If Canelo chooses to vacate any of his belts if he’s successful in becoming the undisputed champion at super middleweight in September, it’s most likely that the contenders will go after that belt will be guys like David Benavidez and Carlos Gongora.
Those are guys that could do damage to Saunders. Even before Saunders suffered the eye injury, he would be at the mercy of those contender’s big punches if he’d had the bad luck of fighting them.
You hate to say it, but Saunders has been little more than a belt-holder/weakest link since he picked up his WBO super middleweight title in 2019.

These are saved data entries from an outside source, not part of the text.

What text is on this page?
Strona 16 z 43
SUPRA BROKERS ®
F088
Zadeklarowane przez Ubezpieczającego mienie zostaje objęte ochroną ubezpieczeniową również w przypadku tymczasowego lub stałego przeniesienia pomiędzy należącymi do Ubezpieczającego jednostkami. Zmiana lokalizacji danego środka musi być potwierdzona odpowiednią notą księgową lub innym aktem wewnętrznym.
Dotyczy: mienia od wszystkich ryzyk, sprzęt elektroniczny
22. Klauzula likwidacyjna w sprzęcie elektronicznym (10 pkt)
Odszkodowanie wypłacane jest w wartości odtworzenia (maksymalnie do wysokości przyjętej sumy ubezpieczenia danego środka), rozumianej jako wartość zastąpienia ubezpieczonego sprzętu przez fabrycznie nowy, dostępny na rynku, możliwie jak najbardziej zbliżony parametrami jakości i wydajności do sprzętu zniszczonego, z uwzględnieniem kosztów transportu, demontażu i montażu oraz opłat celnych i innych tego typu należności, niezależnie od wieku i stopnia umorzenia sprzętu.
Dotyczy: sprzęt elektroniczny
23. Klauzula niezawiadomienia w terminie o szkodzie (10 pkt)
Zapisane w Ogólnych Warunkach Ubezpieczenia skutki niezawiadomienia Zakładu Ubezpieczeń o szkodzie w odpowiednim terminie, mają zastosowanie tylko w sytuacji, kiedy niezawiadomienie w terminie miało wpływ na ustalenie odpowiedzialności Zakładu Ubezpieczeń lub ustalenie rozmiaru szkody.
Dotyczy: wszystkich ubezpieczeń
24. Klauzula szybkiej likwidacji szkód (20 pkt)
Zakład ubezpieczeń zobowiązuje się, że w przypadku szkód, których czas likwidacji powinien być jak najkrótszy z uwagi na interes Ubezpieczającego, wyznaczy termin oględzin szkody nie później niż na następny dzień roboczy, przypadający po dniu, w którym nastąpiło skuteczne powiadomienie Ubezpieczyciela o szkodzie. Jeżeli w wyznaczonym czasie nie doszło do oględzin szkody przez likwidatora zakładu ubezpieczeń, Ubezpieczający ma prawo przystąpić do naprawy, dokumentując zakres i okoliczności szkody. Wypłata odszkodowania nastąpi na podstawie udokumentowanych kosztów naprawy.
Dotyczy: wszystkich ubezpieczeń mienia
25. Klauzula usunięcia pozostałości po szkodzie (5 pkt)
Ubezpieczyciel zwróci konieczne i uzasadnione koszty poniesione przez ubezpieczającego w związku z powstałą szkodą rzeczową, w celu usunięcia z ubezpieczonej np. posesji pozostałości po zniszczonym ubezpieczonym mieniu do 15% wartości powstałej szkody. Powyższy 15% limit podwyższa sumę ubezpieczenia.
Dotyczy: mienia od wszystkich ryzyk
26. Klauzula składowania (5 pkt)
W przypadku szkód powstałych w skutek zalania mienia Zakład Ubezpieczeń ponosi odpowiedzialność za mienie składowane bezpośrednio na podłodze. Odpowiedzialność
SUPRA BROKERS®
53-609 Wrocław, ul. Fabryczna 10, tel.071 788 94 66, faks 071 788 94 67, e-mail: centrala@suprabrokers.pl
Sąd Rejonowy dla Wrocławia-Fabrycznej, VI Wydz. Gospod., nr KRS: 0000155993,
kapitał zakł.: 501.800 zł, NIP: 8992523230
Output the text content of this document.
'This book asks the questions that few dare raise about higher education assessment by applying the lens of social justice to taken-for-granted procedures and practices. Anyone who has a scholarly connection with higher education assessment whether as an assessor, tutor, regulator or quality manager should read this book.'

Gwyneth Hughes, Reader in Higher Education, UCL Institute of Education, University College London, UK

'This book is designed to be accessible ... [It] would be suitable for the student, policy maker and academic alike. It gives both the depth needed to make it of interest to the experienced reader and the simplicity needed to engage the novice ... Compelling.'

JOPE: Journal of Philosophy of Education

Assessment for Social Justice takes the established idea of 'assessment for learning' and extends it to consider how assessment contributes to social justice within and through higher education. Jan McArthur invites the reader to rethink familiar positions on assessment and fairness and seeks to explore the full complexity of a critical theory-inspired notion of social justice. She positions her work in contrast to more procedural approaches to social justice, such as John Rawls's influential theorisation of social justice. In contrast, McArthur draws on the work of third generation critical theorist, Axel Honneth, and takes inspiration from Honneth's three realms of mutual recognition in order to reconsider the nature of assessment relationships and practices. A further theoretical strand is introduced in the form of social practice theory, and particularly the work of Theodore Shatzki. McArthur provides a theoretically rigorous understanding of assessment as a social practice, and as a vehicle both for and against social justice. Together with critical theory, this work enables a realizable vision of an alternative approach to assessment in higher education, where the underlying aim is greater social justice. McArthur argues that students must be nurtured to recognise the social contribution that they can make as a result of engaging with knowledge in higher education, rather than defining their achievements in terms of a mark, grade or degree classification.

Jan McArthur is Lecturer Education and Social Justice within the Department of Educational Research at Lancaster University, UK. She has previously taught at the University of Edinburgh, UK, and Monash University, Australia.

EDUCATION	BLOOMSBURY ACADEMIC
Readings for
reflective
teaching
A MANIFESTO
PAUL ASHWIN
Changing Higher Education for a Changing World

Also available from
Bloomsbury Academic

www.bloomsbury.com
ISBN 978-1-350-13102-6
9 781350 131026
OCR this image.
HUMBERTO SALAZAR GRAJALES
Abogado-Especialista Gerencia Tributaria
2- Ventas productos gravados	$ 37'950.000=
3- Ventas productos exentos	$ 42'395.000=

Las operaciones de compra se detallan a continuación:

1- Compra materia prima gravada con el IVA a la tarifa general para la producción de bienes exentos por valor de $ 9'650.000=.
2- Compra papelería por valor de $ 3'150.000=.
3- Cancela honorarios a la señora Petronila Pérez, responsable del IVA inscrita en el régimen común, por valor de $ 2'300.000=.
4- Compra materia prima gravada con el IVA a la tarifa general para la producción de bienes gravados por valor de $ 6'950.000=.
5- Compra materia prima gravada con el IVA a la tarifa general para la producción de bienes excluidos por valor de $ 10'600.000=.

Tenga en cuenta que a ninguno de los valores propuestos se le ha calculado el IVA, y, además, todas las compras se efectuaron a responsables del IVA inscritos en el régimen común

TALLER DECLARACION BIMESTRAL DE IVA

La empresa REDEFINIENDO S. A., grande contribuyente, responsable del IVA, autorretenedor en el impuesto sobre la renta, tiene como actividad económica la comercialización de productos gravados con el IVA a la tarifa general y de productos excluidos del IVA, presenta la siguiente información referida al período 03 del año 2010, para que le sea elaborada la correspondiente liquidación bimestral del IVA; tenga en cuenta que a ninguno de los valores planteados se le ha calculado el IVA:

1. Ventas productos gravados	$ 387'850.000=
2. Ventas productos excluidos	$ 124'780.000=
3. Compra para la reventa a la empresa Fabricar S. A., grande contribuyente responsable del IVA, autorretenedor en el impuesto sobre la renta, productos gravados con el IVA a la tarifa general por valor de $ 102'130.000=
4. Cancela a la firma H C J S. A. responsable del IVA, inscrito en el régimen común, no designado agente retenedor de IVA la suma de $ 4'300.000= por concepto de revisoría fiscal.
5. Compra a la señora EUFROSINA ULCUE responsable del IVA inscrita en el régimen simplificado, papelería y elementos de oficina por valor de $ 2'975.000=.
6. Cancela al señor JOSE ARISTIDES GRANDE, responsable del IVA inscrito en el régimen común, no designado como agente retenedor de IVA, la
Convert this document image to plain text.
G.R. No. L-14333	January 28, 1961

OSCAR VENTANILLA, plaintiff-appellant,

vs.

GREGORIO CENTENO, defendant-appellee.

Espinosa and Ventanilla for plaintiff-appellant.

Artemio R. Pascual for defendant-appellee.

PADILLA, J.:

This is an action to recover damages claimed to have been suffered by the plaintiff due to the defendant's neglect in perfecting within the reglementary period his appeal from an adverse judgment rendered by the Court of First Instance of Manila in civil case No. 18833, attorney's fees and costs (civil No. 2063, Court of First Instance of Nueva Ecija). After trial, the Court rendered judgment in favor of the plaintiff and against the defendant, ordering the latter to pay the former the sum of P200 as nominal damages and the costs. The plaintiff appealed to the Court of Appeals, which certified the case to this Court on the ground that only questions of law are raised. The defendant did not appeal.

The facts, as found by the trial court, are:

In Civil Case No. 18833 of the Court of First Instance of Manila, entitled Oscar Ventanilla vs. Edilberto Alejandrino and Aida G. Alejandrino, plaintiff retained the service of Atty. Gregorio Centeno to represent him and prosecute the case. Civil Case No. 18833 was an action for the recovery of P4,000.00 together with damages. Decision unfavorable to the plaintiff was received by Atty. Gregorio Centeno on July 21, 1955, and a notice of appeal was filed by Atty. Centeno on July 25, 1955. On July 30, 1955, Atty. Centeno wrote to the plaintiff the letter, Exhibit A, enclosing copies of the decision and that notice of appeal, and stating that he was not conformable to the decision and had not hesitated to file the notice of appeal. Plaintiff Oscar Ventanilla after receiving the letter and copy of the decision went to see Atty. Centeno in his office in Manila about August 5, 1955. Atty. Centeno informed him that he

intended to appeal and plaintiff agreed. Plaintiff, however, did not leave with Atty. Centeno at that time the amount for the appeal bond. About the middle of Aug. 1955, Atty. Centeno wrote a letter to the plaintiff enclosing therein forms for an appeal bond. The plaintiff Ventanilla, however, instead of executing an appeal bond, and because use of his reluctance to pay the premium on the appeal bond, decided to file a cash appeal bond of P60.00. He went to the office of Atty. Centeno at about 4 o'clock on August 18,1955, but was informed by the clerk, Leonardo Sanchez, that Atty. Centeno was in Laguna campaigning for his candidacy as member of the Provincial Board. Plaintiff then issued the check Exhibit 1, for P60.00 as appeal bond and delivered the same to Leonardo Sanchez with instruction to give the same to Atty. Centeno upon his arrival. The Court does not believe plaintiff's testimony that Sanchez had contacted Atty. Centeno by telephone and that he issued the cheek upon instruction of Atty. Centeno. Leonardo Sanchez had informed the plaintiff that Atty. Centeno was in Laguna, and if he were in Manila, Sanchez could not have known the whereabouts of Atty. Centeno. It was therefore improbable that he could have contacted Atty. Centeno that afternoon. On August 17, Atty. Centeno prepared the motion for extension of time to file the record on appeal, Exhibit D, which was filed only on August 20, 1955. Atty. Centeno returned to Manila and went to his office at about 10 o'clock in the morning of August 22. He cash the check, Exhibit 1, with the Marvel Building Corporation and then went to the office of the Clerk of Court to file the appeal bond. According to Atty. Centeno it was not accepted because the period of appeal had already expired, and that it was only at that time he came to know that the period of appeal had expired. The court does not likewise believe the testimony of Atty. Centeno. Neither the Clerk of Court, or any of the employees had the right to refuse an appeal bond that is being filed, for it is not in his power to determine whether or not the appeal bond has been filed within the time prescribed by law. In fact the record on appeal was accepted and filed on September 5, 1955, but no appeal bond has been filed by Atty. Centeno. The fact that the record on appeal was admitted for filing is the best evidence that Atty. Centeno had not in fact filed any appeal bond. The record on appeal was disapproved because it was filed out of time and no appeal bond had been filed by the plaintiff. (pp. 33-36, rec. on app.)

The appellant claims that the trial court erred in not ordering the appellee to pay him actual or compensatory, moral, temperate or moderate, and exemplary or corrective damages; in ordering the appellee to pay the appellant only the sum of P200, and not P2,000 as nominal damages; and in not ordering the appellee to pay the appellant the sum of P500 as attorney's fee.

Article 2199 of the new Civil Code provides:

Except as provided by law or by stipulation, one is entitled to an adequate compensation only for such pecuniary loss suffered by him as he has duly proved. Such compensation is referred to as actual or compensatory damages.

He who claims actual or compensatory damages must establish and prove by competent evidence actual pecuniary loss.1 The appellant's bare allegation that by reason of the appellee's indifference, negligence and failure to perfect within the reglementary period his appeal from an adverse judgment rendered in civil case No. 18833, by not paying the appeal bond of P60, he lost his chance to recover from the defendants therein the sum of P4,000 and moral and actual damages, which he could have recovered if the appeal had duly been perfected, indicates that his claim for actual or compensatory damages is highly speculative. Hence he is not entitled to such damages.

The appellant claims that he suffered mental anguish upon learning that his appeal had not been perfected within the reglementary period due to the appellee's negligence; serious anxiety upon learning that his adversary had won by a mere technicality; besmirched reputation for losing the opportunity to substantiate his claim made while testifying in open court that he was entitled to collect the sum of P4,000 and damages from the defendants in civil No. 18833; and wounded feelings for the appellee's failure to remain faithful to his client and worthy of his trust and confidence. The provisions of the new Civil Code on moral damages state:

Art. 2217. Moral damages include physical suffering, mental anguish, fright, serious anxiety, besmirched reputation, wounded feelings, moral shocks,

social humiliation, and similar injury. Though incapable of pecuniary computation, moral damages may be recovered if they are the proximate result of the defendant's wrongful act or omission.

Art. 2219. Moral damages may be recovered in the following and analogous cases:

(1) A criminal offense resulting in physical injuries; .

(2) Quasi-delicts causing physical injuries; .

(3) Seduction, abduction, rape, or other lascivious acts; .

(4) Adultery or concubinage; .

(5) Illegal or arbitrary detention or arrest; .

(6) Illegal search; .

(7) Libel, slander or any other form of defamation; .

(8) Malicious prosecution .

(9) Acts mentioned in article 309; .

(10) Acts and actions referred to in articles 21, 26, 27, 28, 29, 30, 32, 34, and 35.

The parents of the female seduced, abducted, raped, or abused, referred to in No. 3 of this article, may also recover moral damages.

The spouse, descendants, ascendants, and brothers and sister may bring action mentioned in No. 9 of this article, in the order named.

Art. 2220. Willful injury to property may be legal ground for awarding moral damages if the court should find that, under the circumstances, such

“Chances are he won’t be a world champion again,” Mora said to’JABS’ at DAZN about Billy Joe Saunders.
“The chances are slim. And also those injuries, if those reported of the pins in his skull, how do you take a punch like that? A fighter only has so many fights back in him,” said Mora.
Saunders can still make a lot of money even without winning another world title at super middleweight. There’s money for Saunders to make fighting Chris Eubank Jr, Jermall Charlo, Gennadiy Golovkin, and Demetrius Andrade.
The problem is, Saunders will likely lose to all of those fighters, and who knows what will happen with his eye. If Saunders gets beaten soundly, his chances for big paydays will drop off to nothing if he’s incapable of beating quality opposition.
“It’s dangerous; he could lose his sight,” said Mora about Saunders. “I don’t think he can come back from that. He cashed out, he went to the biggest stage, and he had a career-ending injury against the best in the world.”
You can argue that Saunders’ entire career has been set up to where he was matched in a way for him to cash out eventually. He never fought any of the talented contenders or champions that would beat him.
If Saunders had fought dangerous opposition years ago, he would have never gotten the opportunity to cash out against Canelo. You can argue that Saunders has been this era’s version of Sven Ottke.
The German super middleweight held world titles at 168 from 1998 to 2004 and basically fought no one risky that could potentially beat him.
Ottke retired just as the 168-lb division suddenly came alive with talent in 2004. Saunders is similar in that he fought no one until his cash-out fight with Canelo.
Saunders’ last 10 opponents before facing Canelo:
- Martin Murray
- Marcelo Esteban Coceres
- Shefat Isufi
- Charles Adamu
- David Lemieux
- Willie Monroe Jr
- Artur Akavov
- Yoanne Bloyer
- Andy Lee
- Chris Eubank Jr
“The whole side of his face was fragmented, and with that comes the ego and confidence,” said Mora in talking Saunder’s eye.
“Once he gets hit on that side of the face, I don’t see it happening, man,” said Mora.